Information can't vanish with paper

Because our job description includes letting readers know what their city officials are up to, we view our right of access to government documents with professional concern.

So during a recent committee-level debate about furnishing laptop computers to city council members – said to herald a new, less wasteful age of “paper-free government” – we asked how that nirvana might include ordinary citizens.

As city finance director Ralph Eells rightly pointed out, the issue goes beyond council computers. Because city workers conduct the public’s business in a wired environment, the problem of leaving the required “paper trail” within the network is already upon us.

To be sure: Washington law sets a broad mandate of citizen access to such information. The state Public Records Act, enacted 30 years ago by citizen initiative, basically gives the public the right to inspect any “writing” related to the conduct of government. While there are a handful of exemptions, suffice it to say that each of us is entitled to see much, if not most, of what each public employee writes down on a given day.

That law may have worked reasonably well in the Typewriter Era when it was adopted. But applying the law to the Computer Era is proving troublesome.

Perhaps the most basic difficulty is that in the computer age, the volume of “writing” has expanded exponentially. While the ability to electronically copy information from the Internet or older reports leads to more complete documents, they are also longer. The advent of email has transformed many exchanges that used to be handled verbally, either face to face or over the telephone, into “writings.”

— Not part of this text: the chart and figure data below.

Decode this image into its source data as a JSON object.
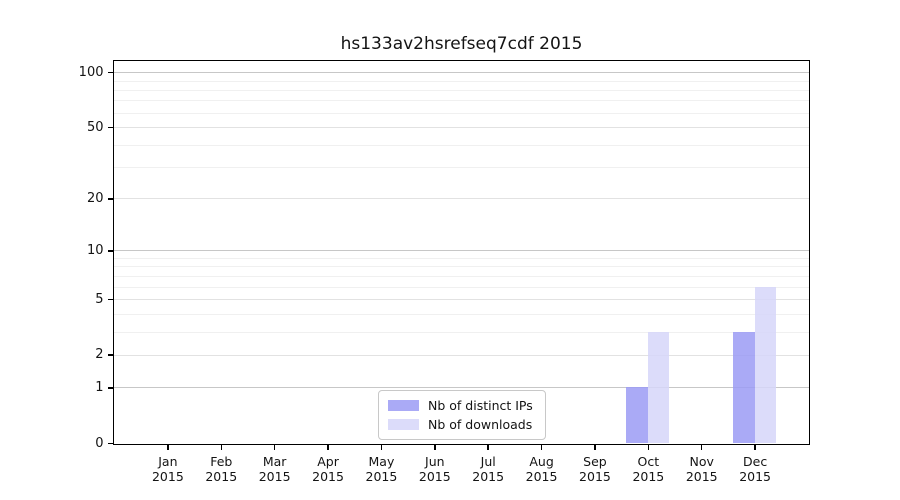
{
  "chart_data": {
    "type": "bar",
    "title": "hs133av2hsrefseq7cdf 2015",
    "categories": [
      "Jan 2015",
      "Feb 2015",
      "Mar 2015",
      "Apr 2015",
      "May 2015",
      "Jun 2015",
      "Jul 2015",
      "Aug 2015",
      "Sep 2015",
      "Oct 2015",
      "Nov 2015",
      "Dec 2015"
    ],
    "x_tick_months": [
      "Jan",
      "Feb",
      "Mar",
      "Apr",
      "May",
      "Jun",
      "Jul",
      "Aug",
      "Sep",
      "Oct",
      "Nov",
      "Dec"
    ],
    "x_tick_year": "2015",
    "series": [
      {
        "name": "Nb of distinct IPs",
        "color": "#9b9bf5",
        "values": [
          0,
          0,
          0,
          0,
          0,
          0,
          0,
          0,
          0,
          1,
          0,
          3
        ]
      },
      {
        "name": "Nb of downloads",
        "color": "#d6d6f9",
        "values": [
          0,
          0,
          0,
          0,
          0,
          0,
          0,
          0,
          0,
          3,
          0,
          6
        ]
      }
    ],
    "y_ticks": [
      0,
      1,
      2,
      5,
      10,
      20,
      50,
      100
    ],
    "y_major_dark_ticks": [
      1,
      10,
      100
    ],
    "y_minor_gridlines": [
      3,
      4,
      6,
      7,
      8,
      9,
      30,
      40,
      60,
      70,
      80,
      90
    ],
    "scale": "log1p",
    "ylim": [
      0,
      115
    ],
    "grid": true,
    "legend_position": "inside-bottom-center"
  },
  "colors": {
    "bar_distinct_ips": "#a9a9f5",
    "bar_downloads": "#dcdcf9",
    "axis": "#000000",
    "grid_major_dark": "#c7c7c7",
    "grid_major_light": "#e2e2e2",
    "grid_minor": "#f0f0f0",
    "legend_border": "#c8c8c8",
    "background": "#ffffff"
  }
}
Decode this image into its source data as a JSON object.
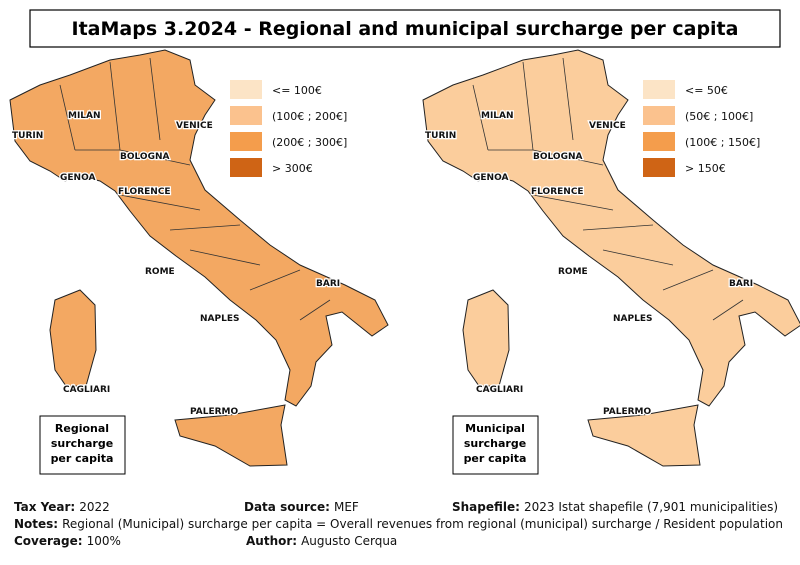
{
  "title": "ItaMaps 3.2024 - Regional and municipal surcharge per capita",
  "maps": [
    {
      "legend": [
        {
          "label": "<= 100€",
          "color": "#fce4c6"
        },
        {
          "label": "(100€ ; 200€]",
          "color": "#fbc28e"
        },
        {
          "label": "(200€ ; 300€]",
          "color": "#f49d4c"
        },
        {
          "label": "> 300€",
          "color": "#cf6415"
        }
      ],
      "fill": "#f3a862",
      "box_label": [
        "Regional",
        "surcharge",
        "per capita"
      ],
      "cities": [
        "TURIN",
        "MILAN",
        "VENICE",
        "BOLOGNA",
        "GENOA",
        "FLORENCE",
        "ROME",
        "BARI",
        "NAPLES",
        "CAGLIARI",
        "PALERMO"
      ]
    },
    {
      "legend": [
        {
          "label": "<= 50€",
          "color": "#fce4c6"
        },
        {
          "label": "(50€ ; 100€]",
          "color": "#fbc28e"
        },
        {
          "label": "(100€ ; 150€]",
          "color": "#f49d4c"
        },
        {
          "label": "> 150€",
          "color": "#cf6415"
        }
      ],
      "fill": "#fbcd9c",
      "box_label": [
        "Municipal",
        "surcharge",
        "per capita"
      ],
      "cities": [
        "TURIN",
        "MILAN",
        "VENICE",
        "BOLOGNA",
        "GENOA",
        "FLORENCE",
        "ROME",
        "BARI",
        "NAPLES",
        "CAGLIARI",
        "PALERMO"
      ]
    }
  ],
  "footer": [
    [
      {
        "label": "Tax Year:",
        "value": "2022"
      },
      {
        "label": "Data source:",
        "value": "MEF"
      },
      {
        "label": "Shapefile:",
        "value": "2023 Istat shapefile (7,901 municipalities)"
      }
    ],
    [
      {
        "label": "Notes:",
        "value": "Regional (Municipal) surcharge per capita = Overall revenues from regional (municipal) surcharge / Resident population"
      }
    ],
    [
      {
        "label": "Coverage:",
        "value": "100%"
      },
      {
        "label": "Author:",
        "value": "Augusto Cerqua"
      }
    ]
  ]
}
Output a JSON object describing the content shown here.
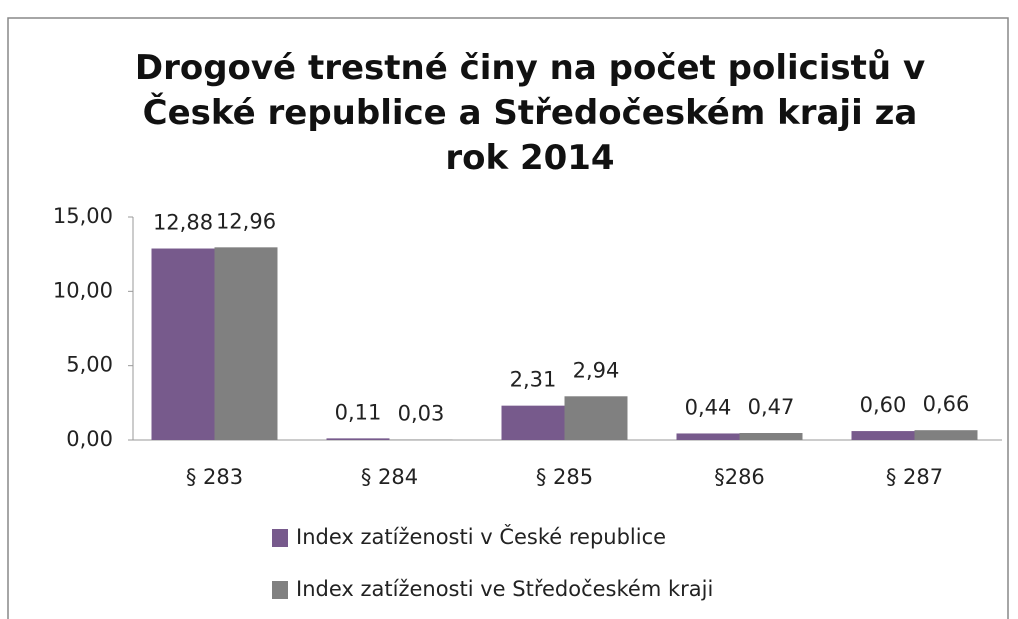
{
  "chart_data": {
    "type": "bar",
    "title": "Drogové trestné činy na počet policistů v České republice a Středočeském kraji za rok 2014",
    "categories": [
      "§ 283",
      "§ 284",
      "§ 285",
      "§286",
      "§ 287"
    ],
    "series": [
      {
        "name": "Index zatíženosti v České republice",
        "color": "#775a8c",
        "values": [
          12.88,
          0.11,
          2.31,
          0.44,
          0.6
        ],
        "value_labels": [
          "12,88",
          "0,11",
          "2,31",
          "0,44",
          "0,60"
        ]
      },
      {
        "name": "Index zatíženosti ve Středočeském kraji",
        "color": "#808080",
        "values": [
          12.96,
          0.03,
          2.94,
          0.47,
          0.66
        ],
        "value_labels": [
          "12,96",
          "0,03",
          "2,94",
          "0,47",
          "0,66"
        ]
      }
    ],
    "ylim": [
      0,
      15
    ],
    "yticks": [
      {
        "value": 0,
        "label": "0,00"
      },
      {
        "value": 5,
        "label": "5,00"
      },
      {
        "value": 10,
        "label": "10,00"
      },
      {
        "value": 15,
        "label": "15,00"
      }
    ],
    "legend": "bottom"
  }
}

So how do we provide public access to an enormous volume of “writings” with no central repository and no convenient index?

“We do the best we can,” Eells said, acknowledging that no good solution has emerged.

Perhaps we can start by keeping our goals realistic. An organization that must keep the general public informed simply cannot get rid of the printed document – it needs paper agendas, paper memos, copies of ordinances, and copies of all manner of other information that citizens can pick up at meetings, take to the coffee shop, annotate, take home, and perhaps even crumple in disgust.

We’re all for computers – they improve the quality of written work and make it easier to organize huge volumes of material. But digitized information is not an end in itself, and neither city staff nor elected officials should consider it such.

We do suppose that technology and some legal tweaking could someday enhance public access.

Specifically, we refer to the legal doctrine that an email sent by one member of a policy-making body such as a council or school board to all other members constitutes a “meeting.” And because “meetings” must be noticed in advance and open to the public, such a group emailing is illegal.

So one could argue that such exchanges ought to be permissible, provided they’re posted on the city web site, widely “cc’d” or otherwise made accessible. Imagine allowing the public to “eavesdrop” electronically on email “discussions” between council members!

Then again, we wonder if that level of “paper-free government” would find support from those arguing for laptops.